Ad alcuni gruppi italiani

Saluto molto cordialmente i pellegrini italiani presenti, le singole persone e i vari gruppi.

Desidero ricordare in modo particolare le Suore Angeliche di San Paolo, che commemorano quest’anno il 450° anniversario di fondazione, e partecipano all’udienza con una folta rappresentanza dei loro Istituti d’Italia.

Carissime religiose! Sono lieto di poter esprimere a voi, e a tutti coloro che vi accompagnano, il mio vivo compiacimento per il traguardo che la vostra Congregazione ha raggiunto: 450 anni di ininterrotto e infaticabile lavoro a servizio della Chiesa e della società in nome e per amore di Cristo sono una realtà preziosa e meravigliosa, che ricolma di gioia e invita alla riconoscenza verso quante vi hanno preceduto nel lungo e fecondo cammino. Questa solenne commemorazione e questo incontro presso la tomba di san Pietro siano per voi di stimolo ad un sempre più fervoroso impegno nella vostra missione: continuate ad annunziare e a testimoniare con ardore la vostra fede in Cristo e il vostro amore ai fratelli! E voi, alunni, insegnanti, familiari e collaboratori nelle attività apostoliche, rinnovate i vostri propositi di coerente e coraggiosa vita cristiana, vivendo a fondo, nel vostro tempo, le esigenze del Vangelo.

Ai giovani

Rivolgo il mio più cordiale saluto ai giovani qui raccolti, i quali provengono da ogni parte del mondo.

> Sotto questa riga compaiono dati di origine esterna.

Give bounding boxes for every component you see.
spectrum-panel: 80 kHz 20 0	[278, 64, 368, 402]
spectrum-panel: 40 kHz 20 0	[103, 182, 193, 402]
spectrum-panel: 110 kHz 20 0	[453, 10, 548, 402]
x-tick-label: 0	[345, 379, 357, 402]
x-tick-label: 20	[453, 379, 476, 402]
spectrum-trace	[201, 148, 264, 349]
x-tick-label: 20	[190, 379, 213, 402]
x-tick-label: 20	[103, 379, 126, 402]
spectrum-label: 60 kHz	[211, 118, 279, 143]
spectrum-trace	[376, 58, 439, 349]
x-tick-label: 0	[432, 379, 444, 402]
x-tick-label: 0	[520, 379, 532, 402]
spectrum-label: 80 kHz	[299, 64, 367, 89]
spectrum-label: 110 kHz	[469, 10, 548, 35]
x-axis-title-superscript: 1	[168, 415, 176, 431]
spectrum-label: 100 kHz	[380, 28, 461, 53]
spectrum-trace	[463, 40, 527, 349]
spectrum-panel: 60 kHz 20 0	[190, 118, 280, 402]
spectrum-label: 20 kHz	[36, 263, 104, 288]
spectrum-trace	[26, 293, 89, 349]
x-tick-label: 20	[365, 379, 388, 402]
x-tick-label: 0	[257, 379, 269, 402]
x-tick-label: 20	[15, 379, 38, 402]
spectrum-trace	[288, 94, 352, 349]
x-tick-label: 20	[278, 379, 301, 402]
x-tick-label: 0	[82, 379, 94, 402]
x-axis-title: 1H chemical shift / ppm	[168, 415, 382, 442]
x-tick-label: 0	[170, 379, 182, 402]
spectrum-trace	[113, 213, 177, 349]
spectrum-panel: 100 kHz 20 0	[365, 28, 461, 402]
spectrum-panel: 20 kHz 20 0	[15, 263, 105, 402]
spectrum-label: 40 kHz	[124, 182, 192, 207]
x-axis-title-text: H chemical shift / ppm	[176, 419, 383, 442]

Carissimi, Maria Santissima, che abbiamo invocato in modo del tutto particolare durante il mese di maggio, vi aiuti ad essere sempre più, all’interno della Chiesa, fautori di comunione, pur nella diversità delle lingue e delle patrie di origine, in risposta all’invito dello spirito di Amore che è stato donato ai nostri cuori nel giorno della Pentecoste.

Agli ammalati

Saluto ora gli ammalati che sono convenuti, in preghiera, presso le tombe dei beati apostoli Pietro e Paolo.

Auguro a tutti voi, che per le croci che portate siete i prediletti del Signore, di dare una testimonianza luminosa di questa grande realtà: che cioè, con spirito di fede e di preghiera, si può stare ai piedi della croce, come Maria Santissima, conservando la serenità del cuore e facendosi collaboratori preziosi di Gesù Cristo, redentore del mondo.

Agli sposi novelli

Infine mi rivolgo a voi, carissimi sposi novelli.

La Beata Vergine del Rosario faccia sì che la famiglia da voi costituita col vincolo sacramentale del matrimonio, sia sempre una immagine viva della grande famiglia che è la Chiesa, e, forte della presenza dello Spirito donato nella Pentecoste, si rinnovi e cresca continuamente nella fede, nell’amore e nella speranza.